[WIP] stage1/logging: introduce a new journal logging mode #3727

fabiokung · 2017-06-22T21:41:11Z

It is similar to the existing log mode that forwards all logs to systemd, with the difference that output will not show up on the console as well (StanddardOutput|Error=journal instead of journal+console).

In addition to that, a read-only view of the pod journal will be bind mounted inside each app, so one more apps can decide to forward output from the pod reading that journal.

Signed-off-by: Fabio Kung fabio.kung@gmail.com

ghost · 2017-06-22T21:41:13Z

Can one of the admins verify this patch?

fabiokung · 2017-06-22T21:43:11Z

Thoughts on this? I'm trying to find a good way to allow app sidecars (containerized inside the pod) to act as log forwarders for the pod.

There's the existing iomux and output streams + socket activation stuff on systemd, but it seems abandoned and it is unclear it was the intended use case. For now, it seemed simpler to make the pod journal available inside apps, so they can read from it and forward logs.

fabiokung · 2017-06-22T23:13:48Z

WIP, BindReadOnlyPaths is only supported on systemd >= 233.

However, I'm still interested on design feedback and/or alternatives.

It is similar to the existing `log` mode that forwards all logs to systemd, with the difference that output will not show up on the console as well (StanddardOutput|Error=journal instead of journal+console). In addition to that, a read-only view of the pod journal will be bind mounted inside each app, so one more apps can decide to forward output from the pod reading that journal. Signed-off-by: Fabio Kung <fabio.kung@gmail.com>

... in their respective stage2/rootfs/etc/machine-id paths. This allows apps to read the Pod journal when it is available. systemd has a similar mechanism with systemd-firstboot.service and systemd-machine-id-setup(1). The stage1 image could use that service, since nspawn is already passing the container_uuid[1] ENV var, but writing the machine-id files directly was simpler than bringing in a new systemd service/dependency. [1]: https://www.freedesktop.org/wiki/Software/systemd/ContainerInterface/ Signed-off-by: Fabio Kung <fabio.kung@gmail.com>

lucab · 2017-07-10T09:39:04Z

There's the existing iomux and output streams + socket activation stuff on systemd, but it seems abandoned and it is unclear it was the intended use case.

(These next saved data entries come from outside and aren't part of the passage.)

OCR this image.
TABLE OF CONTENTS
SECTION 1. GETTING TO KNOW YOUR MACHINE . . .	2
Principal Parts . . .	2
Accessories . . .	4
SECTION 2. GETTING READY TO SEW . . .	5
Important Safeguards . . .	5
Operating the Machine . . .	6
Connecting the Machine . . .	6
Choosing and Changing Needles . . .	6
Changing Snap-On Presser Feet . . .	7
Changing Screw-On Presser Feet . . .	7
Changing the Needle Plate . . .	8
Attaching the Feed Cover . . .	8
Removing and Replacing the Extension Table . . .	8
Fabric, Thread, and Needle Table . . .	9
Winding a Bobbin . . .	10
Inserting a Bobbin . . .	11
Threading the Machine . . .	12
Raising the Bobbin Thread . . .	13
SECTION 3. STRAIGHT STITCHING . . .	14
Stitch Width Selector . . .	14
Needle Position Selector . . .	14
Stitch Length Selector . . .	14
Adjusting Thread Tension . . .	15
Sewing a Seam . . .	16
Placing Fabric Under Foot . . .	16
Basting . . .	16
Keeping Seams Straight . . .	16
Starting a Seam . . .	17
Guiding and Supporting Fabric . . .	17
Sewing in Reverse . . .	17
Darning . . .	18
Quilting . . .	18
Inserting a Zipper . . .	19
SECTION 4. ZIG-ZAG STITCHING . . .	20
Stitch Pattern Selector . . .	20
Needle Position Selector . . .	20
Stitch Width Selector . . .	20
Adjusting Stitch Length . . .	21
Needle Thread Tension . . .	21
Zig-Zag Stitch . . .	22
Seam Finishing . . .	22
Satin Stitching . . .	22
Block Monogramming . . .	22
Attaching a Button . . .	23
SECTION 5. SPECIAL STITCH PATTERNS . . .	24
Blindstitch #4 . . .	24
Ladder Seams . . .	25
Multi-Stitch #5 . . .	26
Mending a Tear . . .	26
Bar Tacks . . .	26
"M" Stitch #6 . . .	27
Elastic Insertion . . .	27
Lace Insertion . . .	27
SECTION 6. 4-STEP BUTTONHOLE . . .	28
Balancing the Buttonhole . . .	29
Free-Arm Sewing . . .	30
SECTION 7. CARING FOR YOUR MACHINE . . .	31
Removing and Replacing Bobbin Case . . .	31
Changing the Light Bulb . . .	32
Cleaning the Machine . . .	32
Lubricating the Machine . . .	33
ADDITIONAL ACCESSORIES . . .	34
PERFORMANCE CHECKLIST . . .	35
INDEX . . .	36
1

It is unfinished, yes. The usecase is to have a custom stdin/stdout/stderr handler for scenario where we don't want to go through journald (e.g. custom log forwarders) or we need to attach/detach to apps (e.g. detachable interactive sessions). Those forwarder/attachers are in the host environment though, not in the pod itself.

Thoughts on this? I'm trying to find a good way to allow app sidecars (containerized inside the pod) to act as log forwarders for the pod.

Except for the systemd version incompatibility, I'm not much of a fan of the bindmount as it generically tries to sidestep and bend app's FS separation for a very specific purpose. Also, you'll soon realize you can't distinguish stdout vs stderr lines.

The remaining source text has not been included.